Data on how taxis travel through communities and on how people label points of interest on social media could help analysts and criminologists better understand neighborhood crime rates in a city, according to Penn State researchers.
Analysis of data from points of interest in Chicago -- including restaurants, shops, nightclubs and transit stations -- designated by members of FourSquare, a social media site, along with the city's taxi flow information, offered significantly more accurate estimates of crime rates compared to traditional means. Crime analysts currently mainly rely on demographic and geographic data to study crime and predict trends.
Big data projects could improve understanding of crime and help planners make better decisions, as well as allow communities and police to use their resources to more efficiently fight crime, said Jessie Li, assistant professor of information sciences and technology. Taxi routes are like hyperlinks, connecting different communities with each other, added Li, who worked with Hongjian Wang, doctoral student in information sciences and technology; Daniel Kifer, associate professor in computer science and engineering and Corina Graif, assistant professor of sociology and criminology, all at Penn State.
"We had this idea that taxis serve as hyperlinks because people are not only influenced by the nearby location, but they are also frequently influenced by the places they go to," said Li. "For example, your home may be a half hour drive from your work; they are not spatially close. But you spend a lot of time there and you end up being influenced by people, such as your colleagues, there."
Points-of-interest information may improve crime statistic analysis because it shows how certain areas are used and why people want to be there, according to the researchers, who present their findings today (Aug. 15) at the conference on Knowledge Discovery and Data Mining in San Francisco, Calif.
"According to the data, areas with nightclubs tend to be low crime areas, at least in Chicago, which may be a surprise to many," said Li. "However, it may reflect the people's choices to be there -- they want to go to a nightclub that is safe, not one that's dangerous."
Li said that this study also points to how the field of big data is providing both new sources of data and new ways to explore the implications of that data.

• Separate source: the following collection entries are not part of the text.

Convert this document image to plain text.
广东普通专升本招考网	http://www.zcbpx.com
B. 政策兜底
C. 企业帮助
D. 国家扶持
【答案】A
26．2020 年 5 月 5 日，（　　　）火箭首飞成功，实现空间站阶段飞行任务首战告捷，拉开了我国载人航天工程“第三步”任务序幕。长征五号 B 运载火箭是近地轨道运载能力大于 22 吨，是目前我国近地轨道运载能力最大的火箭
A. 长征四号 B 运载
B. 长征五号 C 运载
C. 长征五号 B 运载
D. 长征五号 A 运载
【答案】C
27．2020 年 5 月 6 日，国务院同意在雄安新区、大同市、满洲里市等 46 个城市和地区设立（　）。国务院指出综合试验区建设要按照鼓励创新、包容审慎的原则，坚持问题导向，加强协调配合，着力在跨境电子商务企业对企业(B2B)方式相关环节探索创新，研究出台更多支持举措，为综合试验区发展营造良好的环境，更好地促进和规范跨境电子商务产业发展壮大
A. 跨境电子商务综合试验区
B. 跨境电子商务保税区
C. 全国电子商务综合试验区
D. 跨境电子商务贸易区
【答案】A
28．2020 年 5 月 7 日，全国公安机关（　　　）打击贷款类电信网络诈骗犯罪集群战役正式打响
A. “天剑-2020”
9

Big data can often show correlations between the sources of data and certain effects, such as crime, which is helpful for making predictions. However, Li pointed out that the sources of data are not necessarily causing the effect.
"What we see here is a correlation between the taxi and points-of-interest data and crime rates," said Li. "The data show us the correlation, but, scientifically, as far as a cause, we don't know."

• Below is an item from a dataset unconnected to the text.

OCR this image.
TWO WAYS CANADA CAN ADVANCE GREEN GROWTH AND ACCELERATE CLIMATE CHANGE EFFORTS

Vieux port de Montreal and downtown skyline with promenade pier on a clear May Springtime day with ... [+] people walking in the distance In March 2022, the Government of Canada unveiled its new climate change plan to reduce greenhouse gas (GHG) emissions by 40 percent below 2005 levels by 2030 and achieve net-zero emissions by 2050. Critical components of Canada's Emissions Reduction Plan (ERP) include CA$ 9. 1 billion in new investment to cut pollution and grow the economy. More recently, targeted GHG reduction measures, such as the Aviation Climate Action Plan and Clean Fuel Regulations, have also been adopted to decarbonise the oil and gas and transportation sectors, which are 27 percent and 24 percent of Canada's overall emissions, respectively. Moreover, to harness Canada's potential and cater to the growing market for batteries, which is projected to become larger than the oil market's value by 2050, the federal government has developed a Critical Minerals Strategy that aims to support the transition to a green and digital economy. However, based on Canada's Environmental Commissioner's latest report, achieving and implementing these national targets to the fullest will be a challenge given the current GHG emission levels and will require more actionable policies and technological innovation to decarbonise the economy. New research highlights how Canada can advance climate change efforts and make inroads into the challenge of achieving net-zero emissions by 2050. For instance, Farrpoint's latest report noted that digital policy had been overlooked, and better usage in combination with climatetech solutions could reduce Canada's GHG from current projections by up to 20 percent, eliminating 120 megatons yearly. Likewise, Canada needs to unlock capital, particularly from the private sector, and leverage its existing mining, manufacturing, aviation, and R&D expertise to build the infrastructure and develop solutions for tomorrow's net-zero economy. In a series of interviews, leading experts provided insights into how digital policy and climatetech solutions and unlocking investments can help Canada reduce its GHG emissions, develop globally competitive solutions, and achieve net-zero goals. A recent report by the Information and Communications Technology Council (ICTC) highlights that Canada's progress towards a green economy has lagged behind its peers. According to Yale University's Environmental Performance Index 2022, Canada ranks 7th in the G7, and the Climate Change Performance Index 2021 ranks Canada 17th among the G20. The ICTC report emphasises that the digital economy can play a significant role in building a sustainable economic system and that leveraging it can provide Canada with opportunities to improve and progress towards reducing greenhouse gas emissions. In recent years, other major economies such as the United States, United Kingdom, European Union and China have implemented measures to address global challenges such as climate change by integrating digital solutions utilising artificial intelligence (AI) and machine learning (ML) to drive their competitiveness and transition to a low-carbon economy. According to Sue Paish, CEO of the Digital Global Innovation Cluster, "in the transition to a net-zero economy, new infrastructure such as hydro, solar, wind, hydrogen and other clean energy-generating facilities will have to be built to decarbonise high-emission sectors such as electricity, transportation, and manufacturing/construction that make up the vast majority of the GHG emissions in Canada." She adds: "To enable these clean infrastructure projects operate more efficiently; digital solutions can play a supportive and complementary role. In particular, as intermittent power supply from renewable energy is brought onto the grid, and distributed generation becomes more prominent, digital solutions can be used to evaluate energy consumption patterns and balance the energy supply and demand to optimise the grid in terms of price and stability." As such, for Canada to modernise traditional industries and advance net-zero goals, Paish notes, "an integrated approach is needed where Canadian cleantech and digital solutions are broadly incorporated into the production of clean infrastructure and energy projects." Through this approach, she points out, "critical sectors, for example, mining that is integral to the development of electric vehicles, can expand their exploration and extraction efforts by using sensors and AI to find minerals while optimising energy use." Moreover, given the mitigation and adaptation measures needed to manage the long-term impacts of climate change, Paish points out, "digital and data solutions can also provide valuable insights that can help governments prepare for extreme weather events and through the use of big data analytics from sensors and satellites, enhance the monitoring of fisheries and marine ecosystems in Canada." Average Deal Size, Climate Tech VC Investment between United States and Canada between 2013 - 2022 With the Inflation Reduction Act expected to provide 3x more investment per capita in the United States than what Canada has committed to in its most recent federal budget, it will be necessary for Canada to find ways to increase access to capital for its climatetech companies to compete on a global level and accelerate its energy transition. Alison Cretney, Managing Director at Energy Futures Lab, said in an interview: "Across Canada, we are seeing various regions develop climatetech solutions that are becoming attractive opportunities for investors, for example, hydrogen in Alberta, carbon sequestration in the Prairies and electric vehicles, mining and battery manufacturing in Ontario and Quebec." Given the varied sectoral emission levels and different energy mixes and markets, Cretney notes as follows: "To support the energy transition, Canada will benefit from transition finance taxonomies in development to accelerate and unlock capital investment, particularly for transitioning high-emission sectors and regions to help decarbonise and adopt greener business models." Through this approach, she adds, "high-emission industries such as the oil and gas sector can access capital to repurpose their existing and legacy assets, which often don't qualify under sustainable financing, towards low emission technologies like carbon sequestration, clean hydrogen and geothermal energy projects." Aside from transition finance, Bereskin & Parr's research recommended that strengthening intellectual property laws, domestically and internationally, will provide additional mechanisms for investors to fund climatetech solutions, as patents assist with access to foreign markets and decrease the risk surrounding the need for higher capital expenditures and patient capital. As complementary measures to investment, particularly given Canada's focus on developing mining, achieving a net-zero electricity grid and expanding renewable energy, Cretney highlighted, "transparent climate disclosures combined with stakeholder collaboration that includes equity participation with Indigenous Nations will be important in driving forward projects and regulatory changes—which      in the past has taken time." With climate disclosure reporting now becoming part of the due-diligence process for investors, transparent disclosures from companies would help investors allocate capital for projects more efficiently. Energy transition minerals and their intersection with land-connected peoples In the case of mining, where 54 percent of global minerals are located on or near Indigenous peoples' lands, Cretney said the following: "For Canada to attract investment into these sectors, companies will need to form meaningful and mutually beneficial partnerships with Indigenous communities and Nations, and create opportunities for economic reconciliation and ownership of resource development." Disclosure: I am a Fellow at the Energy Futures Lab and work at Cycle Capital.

The researchers used data on taxi trip records in Chicago, which included pickup and drop off times and locations, operation time and total fare amount, from October to December 2013. They also gathered 112,000 points-of-interest from FourSquare for the study. Statistics on crimes in Chicago were gathered from the city's data portal and demographic details included information on population, poverty, disadvantage index and ethnic diversity.
###The National Science Foundation supported this work.